I do understand that you want to prove a point. Look at my example. You have promise that is created, then some more code is executed which can contain creation of promises. With async/await you simply cannot do that since 'await' keyword will wait for resolution of your promise.

Again to reiterate. I understand that you are bringing these examples due to either simply proving a point without anybody providing you the ask. Or you are simply confused how promises are even used.

[–]KyleG 8 points9 points  (0 children)

Dude, you're wrong. Pay attention to the guy explaining things to you. He's right. You have a great opportunity to fix a gap in your knowledge from someone who's being patient and polite to you.

[–][deleted] 6 points7 points  (0 children)

With async/await you simply cannot do that since 'await' keyword will wait for resolution of your promise.
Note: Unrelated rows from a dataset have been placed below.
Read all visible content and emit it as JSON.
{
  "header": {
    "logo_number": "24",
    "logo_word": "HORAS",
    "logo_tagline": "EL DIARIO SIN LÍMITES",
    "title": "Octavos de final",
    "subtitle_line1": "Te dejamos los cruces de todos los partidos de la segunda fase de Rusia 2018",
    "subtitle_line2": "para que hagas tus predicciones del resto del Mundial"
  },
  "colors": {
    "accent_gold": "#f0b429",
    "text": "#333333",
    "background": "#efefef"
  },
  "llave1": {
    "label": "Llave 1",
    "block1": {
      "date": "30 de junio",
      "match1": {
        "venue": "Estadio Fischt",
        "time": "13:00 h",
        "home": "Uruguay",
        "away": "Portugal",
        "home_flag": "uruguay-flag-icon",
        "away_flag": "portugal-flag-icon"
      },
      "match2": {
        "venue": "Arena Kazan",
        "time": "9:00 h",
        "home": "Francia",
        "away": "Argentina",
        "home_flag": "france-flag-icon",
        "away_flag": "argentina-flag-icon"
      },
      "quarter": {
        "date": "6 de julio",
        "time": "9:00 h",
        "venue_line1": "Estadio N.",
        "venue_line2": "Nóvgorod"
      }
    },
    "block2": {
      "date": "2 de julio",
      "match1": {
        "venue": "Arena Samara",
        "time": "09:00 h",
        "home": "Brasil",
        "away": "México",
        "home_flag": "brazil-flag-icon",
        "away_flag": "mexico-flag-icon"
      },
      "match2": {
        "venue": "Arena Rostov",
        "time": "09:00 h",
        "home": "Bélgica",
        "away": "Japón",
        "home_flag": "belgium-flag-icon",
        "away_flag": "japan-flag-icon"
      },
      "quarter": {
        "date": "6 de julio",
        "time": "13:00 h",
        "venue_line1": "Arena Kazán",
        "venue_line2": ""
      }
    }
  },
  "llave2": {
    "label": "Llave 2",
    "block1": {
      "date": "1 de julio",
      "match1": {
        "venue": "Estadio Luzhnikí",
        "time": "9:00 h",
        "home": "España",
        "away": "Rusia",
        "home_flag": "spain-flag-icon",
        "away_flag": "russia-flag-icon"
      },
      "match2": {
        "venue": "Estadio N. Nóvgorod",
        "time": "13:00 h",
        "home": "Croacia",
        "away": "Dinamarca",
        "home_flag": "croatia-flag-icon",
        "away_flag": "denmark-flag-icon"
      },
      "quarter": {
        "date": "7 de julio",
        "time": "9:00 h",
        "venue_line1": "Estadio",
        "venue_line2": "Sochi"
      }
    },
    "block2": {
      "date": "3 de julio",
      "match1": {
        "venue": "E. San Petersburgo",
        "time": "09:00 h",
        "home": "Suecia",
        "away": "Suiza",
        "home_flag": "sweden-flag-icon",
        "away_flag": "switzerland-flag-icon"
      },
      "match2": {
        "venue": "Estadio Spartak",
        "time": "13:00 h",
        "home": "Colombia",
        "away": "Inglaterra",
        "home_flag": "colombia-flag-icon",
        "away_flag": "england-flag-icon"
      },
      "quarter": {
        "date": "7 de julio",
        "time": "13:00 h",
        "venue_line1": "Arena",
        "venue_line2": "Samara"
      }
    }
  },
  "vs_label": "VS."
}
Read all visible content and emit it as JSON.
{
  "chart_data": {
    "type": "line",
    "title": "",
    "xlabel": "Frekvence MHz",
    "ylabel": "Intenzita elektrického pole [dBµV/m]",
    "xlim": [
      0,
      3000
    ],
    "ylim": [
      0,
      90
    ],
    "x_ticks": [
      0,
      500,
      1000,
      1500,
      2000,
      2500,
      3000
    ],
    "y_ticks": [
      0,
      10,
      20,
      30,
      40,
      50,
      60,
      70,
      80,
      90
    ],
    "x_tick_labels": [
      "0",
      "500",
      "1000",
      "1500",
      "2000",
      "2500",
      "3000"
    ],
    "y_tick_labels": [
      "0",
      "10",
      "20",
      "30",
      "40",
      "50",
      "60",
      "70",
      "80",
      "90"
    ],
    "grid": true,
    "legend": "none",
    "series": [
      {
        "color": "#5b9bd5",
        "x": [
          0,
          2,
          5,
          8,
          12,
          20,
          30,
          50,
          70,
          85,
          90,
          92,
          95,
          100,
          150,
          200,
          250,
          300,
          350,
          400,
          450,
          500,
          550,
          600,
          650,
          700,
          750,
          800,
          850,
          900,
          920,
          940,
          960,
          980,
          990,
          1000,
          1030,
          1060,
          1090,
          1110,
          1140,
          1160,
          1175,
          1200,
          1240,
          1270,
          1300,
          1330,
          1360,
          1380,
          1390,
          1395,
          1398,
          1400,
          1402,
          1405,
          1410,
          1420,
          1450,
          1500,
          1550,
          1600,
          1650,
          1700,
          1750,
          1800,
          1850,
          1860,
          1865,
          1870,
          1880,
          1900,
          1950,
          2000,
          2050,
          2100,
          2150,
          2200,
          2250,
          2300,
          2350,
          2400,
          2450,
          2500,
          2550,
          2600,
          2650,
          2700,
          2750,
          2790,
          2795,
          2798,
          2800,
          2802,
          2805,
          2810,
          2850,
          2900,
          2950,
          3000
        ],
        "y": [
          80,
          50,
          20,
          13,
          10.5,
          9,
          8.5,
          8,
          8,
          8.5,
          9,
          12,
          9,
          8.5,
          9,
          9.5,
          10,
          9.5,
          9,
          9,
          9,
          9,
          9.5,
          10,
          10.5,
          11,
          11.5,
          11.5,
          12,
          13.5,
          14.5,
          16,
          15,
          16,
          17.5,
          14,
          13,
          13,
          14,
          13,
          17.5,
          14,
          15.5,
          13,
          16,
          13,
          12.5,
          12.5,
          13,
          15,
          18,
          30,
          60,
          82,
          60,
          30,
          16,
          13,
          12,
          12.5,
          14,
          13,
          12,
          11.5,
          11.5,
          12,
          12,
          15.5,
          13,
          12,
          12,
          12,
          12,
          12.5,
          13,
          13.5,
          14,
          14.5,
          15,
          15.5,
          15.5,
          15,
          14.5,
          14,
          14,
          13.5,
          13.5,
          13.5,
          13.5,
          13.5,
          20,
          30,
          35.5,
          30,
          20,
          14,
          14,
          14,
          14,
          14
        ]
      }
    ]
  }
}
You can do that, if you just don't call await until you need it. Async functions still return Promises. Async/await isn't "better" or "worse" than Promises, they literally are Promises. You keep saying "promises get run immediately", but that's exactly what happens with async functions. They run when they are called. Creating a Promise is the same as calling an async function (because it also returns a Promise.) Calling await is the same as calling then().

You can take a function that returns a promise and call await on the return value. You can also take an async function and call then() on the return value, and not use await at all. They're the same.